Алексей шагал впереди, не чувствуя усталости. Все кругом было знакомо ему. Ничего не изменилось — разве то, что церковь, заборы и дома показались меньше и ниже после столичных построек. Он оживленно рассказывал о Докукине и арсаковской усадьбе своему заместителю, Марку Буланову, закройщику со «Скорохода». Худой, с не по годам иссушенным лицом красногвардеец слушал его и сочувствовал. Буланов родился в городе и вовсе не знал деревни. Он был рад тому, что во главе отряда поставлен товарищ, хорошо знакомый с обстановкой. Он отлично понимал, что Алексей говорит о разных вещах, а думает об одном: через какой-нибудь час все большое село узнает, что сын докукинского бедняка Федора Черных после долгих лет отсутствия пришел в родное село во главе питерского отряда.
Зорким глазом смотрел Алексей вдоль улицы — не появится ли кто знакомый. Вот сейчас из-за поворота откроется острая колокольня, двухэтажный дом богача Косогова и вид на выселки.
В блиндаже, в карауле, позже в генеральской квартире, после каждой прошумевшей над головой опасности, после каждой удачи, после каждой волнующей встречи со значительными людьми он охотно мечтал о том, как появится впервые у себя на родине. Ему будет что рассказать. Сколько пережито на фронте и в революцию. Алексея тянуло в деревню, чтобы каким-то большим усилием сорвать с односельчан сон и лень и повести их к богатству и лучшей жизни. Но действительность оказалась не похожей на все эти мечты.
С Докукина нужно будет взять два вагона хлеба и овощей. Многим придется не по вкусу его появление. Но ведь это горе не для бедноты, с которой связаны он и его семья. А пощупать Косоговых, Хрипиных — беды в этом нет.

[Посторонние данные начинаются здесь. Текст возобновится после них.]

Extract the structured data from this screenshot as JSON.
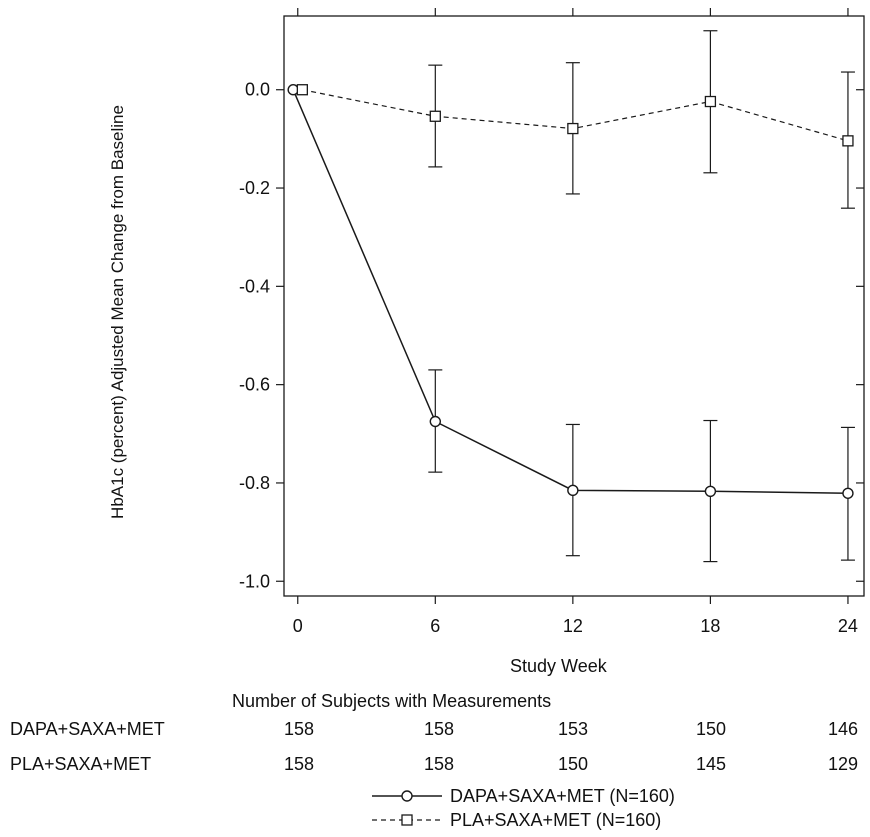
{
  "chart_data": {
    "type": "line",
    "ylabel": "HbA1c (percent) Adjusted Mean Change from Baseline",
    "xlabel": "Study Week",
    "x_ticks": [
      0,
      6,
      12,
      18,
      24
    ],
    "xlim": [
      -0.6,
      24.7
    ],
    "ylim": [
      -1.03,
      0.15
    ],
    "y_ticks": [
      0.0,
      -0.2,
      -0.4,
      -0.6,
      -0.8,
      -1.0
    ],
    "y_tick_labels": [
      "0.0",
      "-0.2",
      "-0.4",
      "-0.6",
      "-0.8",
      "-1.0"
    ],
    "grid": false,
    "legend_position": "bottom",
    "series": [
      {
        "name": "DAPA+SAXA+MET (N=160)",
        "marker": "circle",
        "line_style": "solid",
        "x": [
          -0.2,
          6,
          12,
          18,
          24
        ],
        "y": [
          0.0,
          -0.675,
          -0.815,
          -0.817,
          -0.821
        ],
        "err_low": [
          null,
          -0.778,
          -0.948,
          -0.96,
          -0.957
        ],
        "err_high": [
          null,
          -0.57,
          -0.681,
          -0.673,
          -0.687
        ]
      },
      {
        "name": "PLA+SAXA+MET (N=160)",
        "marker": "square",
        "line_style": "dashed",
        "x": [
          0.2,
          6,
          12,
          18,
          24
        ],
        "y": [
          0.0,
          -0.054,
          -0.079,
          -0.024,
          -0.104
        ],
        "err_low": [
          null,
          -0.157,
          -0.212,
          -0.169,
          -0.241
        ],
        "err_high": [
          null,
          0.05,
          0.055,
          0.12,
          0.036
        ]
      }
    ],
    "subjects_table": {
      "title": "Number of Subjects with Measurements",
      "rows": [
        {
          "label": "DAPA+SAXA+MET",
          "counts": [
            "158",
            "158",
            "153",
            "150",
            "146"
          ]
        },
        {
          "label": "PLA+SAXA+MET",
          "counts": [
            "158",
            "158",
            "150",
            "145",
            "129"
          ]
        }
      ]
    }
  }
}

Он приедет справедливым, честным, своим работником. Ом возьмет эти два вагона продуктов у тех, кто богат и сыт по горло. О нем останется добрая слава. Задачу, возложенную на него, он выполнит быстро и лихо, по-военному.
Над пятиоконным домом у церкви, где прежде был постоялый двор, — красный флажок, и над крыльцом на белой материи охрой выведено:
«Докукинский Совет раб., крест, и солд. депутатов». Когда продармейцы остановились у крыльца, все, кто были в помещении, высыпали наружу. Какой-то паренек- подросток крикнул Алексею:
— А я за Василием Ивановичем сбегаю, — и помчался к выселкам с такой быстротой, на какую могло подстегнуть только подлинное любопытство.
Узнав, что секретарем Совета — друг его детских забав, Алексей обрадовался. Все складывалось как нельзя лучше. Начало его самостоятельной деятельности в роли начальника продотряда, безусловно, будет удачным, раз ему помогут опыт и помощь местных товарищей.
Васька Задорин примчался через полчаса. Он только что вернулся из города и знал, что в Докукино идет питерский продотряд. Но он не помышлял, что встретит здесь Алексея. Задорин тряс Алексею руку, сверкал зеленоватыми глазами, и, хотя ни слова о том не было сказано, Алексей почувствовал, что детская дружба неувядаемо живет в сердце его товарища, как и в его собственном. Видно было, что Задорин чувствует себя в пятиоконном доме Совета хозяином. Ходил он по председательскому кабинету решительно, говорил громко. Называли его все Василием Ивановичем, а когда пришел председатель, старик с острым клином белой бороды, избранный потому, что он ездил еще в мае делегатом на эсеровский крестьянский съезд, Алексей увидел, что Васька своего председателя в грош не ставит.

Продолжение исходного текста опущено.